I genitori si erano rivolti nella tarda mattinata al Pronto Soccorso Pediatrico dell’ospedale per un quadro febbrile insorto nella notte. Considerata la rapidità di evoluzione della sintomatologia, la piccola _ spiega la nota _ è stata immediatamente trasferita presso la Terapia Intensiva Neonatale, dove è avvenuto il decesso nonostante la tempestività delle cure intensive dei sanitari”. Immediata la profilassi. L’allerta è stata immediatamente notificata al settore Igiene e Sanità Pubblica della Usl Umbria 1, ai fini dell’attivazione dell’indagine epidemiologica e dell’adozione di tutte le misure previste dalla normativa vigente.
La Direzione e tutto il personale dell’Azienda ospedaliera di Perugia, unitamente alla direzione regionale e alla Presidente Stefania Proietti, esprimono sincero e sentito cordoglio e vicinanza ai genitori e ai familiari in questo momento di grande dolore, nel pieno rispetto della loro riservatezza.

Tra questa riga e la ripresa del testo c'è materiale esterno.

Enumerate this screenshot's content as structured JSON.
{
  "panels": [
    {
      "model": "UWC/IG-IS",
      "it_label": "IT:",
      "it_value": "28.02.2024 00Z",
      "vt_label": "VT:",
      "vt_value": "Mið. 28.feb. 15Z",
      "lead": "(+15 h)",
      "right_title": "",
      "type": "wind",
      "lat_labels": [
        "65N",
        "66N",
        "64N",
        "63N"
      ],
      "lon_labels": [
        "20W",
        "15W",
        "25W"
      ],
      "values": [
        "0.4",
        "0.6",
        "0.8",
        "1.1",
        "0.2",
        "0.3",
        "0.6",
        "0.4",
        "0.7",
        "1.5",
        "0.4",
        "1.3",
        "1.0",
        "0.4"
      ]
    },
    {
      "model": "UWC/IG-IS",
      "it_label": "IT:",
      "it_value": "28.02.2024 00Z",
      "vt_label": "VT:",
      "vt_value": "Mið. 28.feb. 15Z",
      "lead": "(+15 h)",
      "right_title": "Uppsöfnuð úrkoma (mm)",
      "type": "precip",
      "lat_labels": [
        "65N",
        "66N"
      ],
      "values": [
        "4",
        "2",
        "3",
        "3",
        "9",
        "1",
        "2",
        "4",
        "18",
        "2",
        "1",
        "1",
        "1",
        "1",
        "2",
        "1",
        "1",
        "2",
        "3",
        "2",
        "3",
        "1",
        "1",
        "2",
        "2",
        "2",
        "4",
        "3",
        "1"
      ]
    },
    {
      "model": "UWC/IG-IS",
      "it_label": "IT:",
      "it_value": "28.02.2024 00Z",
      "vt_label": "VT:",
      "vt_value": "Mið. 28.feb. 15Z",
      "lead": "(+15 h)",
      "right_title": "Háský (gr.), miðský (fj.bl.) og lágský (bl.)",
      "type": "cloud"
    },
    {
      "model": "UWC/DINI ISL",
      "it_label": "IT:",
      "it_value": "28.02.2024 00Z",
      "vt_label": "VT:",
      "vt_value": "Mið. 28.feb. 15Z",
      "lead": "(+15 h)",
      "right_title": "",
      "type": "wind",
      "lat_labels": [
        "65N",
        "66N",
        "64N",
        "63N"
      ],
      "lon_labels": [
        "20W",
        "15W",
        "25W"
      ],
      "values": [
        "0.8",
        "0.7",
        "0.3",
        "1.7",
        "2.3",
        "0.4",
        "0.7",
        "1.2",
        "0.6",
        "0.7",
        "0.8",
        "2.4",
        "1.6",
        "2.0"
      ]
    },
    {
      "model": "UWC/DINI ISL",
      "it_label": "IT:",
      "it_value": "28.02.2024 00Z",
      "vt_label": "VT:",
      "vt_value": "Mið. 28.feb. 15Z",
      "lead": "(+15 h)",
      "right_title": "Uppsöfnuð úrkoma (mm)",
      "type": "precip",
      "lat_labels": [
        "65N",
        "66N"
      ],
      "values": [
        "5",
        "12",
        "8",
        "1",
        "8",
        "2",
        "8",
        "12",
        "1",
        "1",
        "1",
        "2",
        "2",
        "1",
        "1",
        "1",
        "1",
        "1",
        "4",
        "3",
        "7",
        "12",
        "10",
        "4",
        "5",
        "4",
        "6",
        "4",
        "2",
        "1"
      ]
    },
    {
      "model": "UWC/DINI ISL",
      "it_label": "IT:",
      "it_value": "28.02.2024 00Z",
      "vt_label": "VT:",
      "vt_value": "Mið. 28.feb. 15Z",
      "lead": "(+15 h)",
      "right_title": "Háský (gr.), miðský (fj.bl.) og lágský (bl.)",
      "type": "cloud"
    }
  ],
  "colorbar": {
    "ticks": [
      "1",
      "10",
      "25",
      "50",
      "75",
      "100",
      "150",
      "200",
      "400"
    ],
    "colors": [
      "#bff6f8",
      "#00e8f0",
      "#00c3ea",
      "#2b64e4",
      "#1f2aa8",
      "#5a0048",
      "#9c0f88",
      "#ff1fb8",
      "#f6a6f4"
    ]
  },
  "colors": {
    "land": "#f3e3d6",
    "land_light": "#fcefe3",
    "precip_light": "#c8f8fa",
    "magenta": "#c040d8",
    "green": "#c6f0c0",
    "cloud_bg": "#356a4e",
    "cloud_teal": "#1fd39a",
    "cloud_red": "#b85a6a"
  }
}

La meningite fulminante da meningococco è un’infezione batterica acuta, rarissima ma estremamente grave e spesso letale, che colpisce le membrane del cervello (meningi) e il sangue. È caratterizzata da un peggioramento rapidissimo, spesso in poche ore, con febbre alta, shock settico e lesioni cutanee (porpora fulminante). Il batterio spesso colonizza asintomaticamente il nasofaringe, ma può penetrare nel sangue e causare infezioni gravi. La progressione è rapidissima: dalla comparsa dei primi sintomi (mal di testa, febbre, rigidità nucale) allo shock e al coma possono passare pochissime ore. Si trasmette per via aerea (tosse, starnuti, saliva) ed è molto contagiosa in ambienti chiusi. La vaccinazione è lo strumento preventivo principale, specialmente per i sierogruppi più diffusi.